A block of volume V and of density σ_b is placed in liquid of density σ₁(σ₁>σ_b), then block is moved upward up to a height h and it is still in liquid . The increase in gravitational potential energy of the block is

Answer 1

Gravitational potential energy is defined as the energy possessed by a body by virtue of its motion under the gravitational field. As the acceleration due to gravity is constant near the surface so the gravitational potential energy of an object at a height h is given by

U = m x g x h

Where m = mass of the block, h = change in height of block, g = acceleration due to gravity.

The zero point of gravitational potential energy can be chosen as any point like that of a coordinate system.

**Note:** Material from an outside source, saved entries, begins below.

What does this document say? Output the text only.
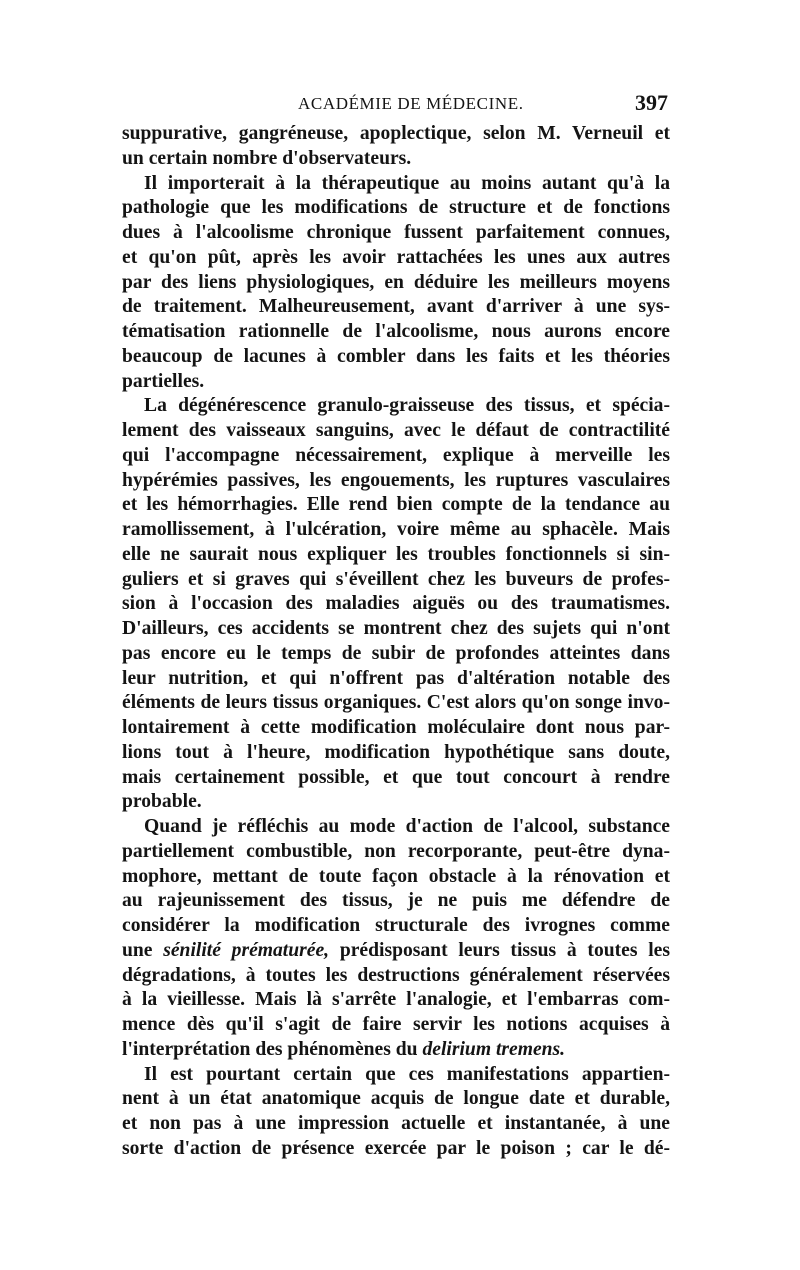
ACADÉMIE DE MÉDECINE.	397
suppurative, gangréneuse, apoplectique, selon M. Verneuil et
un certain nombre d'observateurs.
Il importerait à la thérapeutique au moins autant qu'à la
pathologie que les modifications de structure et de fonctions
dues à l'alcoolisme chronique fussent parfaitement connues,
et qu'on pût, après les avoir rattachées les unes aux autres
par des liens physiologiques, en déduire les meilleurs moyens
de traitement. Malheureusement, avant d'arriver à une sys-
tématisation rationnelle de l'alcoolisme, nous aurons encore
beaucoup de lacunes à combler dans les faits et les théories
partielles.
La dégénérescence granulo-graisseuse des tissus, et spécia-
lement des vaisseaux sanguins, avec le défaut de contractilité
qui l'accompagne nécessairement, explique à merveille les
hypérémies passives, les engouements, les ruptures vasculaires
et les hémorrhagies. Elle rend bien compte de la tendance au
ramollissement, à l'ulcération, voire même au sphacèle. Mais
elle ne saurait nous expliquer les troubles fonctionnels si sin-
guliers et si graves qui s'éveillent chez les buveurs de profes-
sion à l'occasion des maladies aiguës ou des traumatismes.
D'ailleurs, ces accidents se montrent chez des sujets qui n'ont
pas encore eu le temps de subir de profondes atteintes dans
leur nutrition, et qui n'offrent pas d'altération notable des
éléments de leurs tissus organiques. C'est alors qu'on songe invo-
lontairement à cette modification moléculaire dont nous par-
lions tout à l'heure, modification hypothétique sans doute,
mais certainement possible, et que tout concourt à rendre
probable.
Quand je réfléchis au mode d'action de l'alcool, substance
partiellement combustible, non recorporante, peut-être dyna-
mophore, mettant de toute façon obstacle à la rénovation et
au rajeunissement des tissus, je ne puis me défendre de
considérer la modification structurale des ivrognes comme
une sénilité prématurée, prédisposant leurs tissus à toutes les
dégradations, à toutes les destructions généralement réservées
à la vieillesse. Mais là s'arrête l'analogie, et l'embarras com-
mence dès qu'il s'agit de faire servir les notions acquises à
l'interprétation des phénomènes du delirium tremens.
Il est pourtant certain que ces manifestations appartien-
nent à un état anatomique acquis de longue date et durable,
et non pas à une impression actuelle et instantanée, à une
sorte d'action de présence exercée par le poison ; car le dé-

As the gravitational potential energy of an object of mass m only depends upon the position and acceleration due to gravity and independent upon the medium it is placed so the change in gravitational potential energy will be equal in a liquid medium and air medium.

Let the block has mass m, is initially at height h₁ from the ground and its height changes to h₂, where (h₂ − h₁ = h)

Change in potential energy of the block when height changes from h₁ to h₂

ΔU = final potential energy − initial potential energy

= mgh₂ − mgh₁

= mg(h₂−h₁)

= mgh

Because (h₂ − h₁ = h)

Mass of the block

= density of block × volume of block

= σ_b×V

Now Change in potential energy is given by

ΔU = mgh = σ_bV × gh = σ_bVgh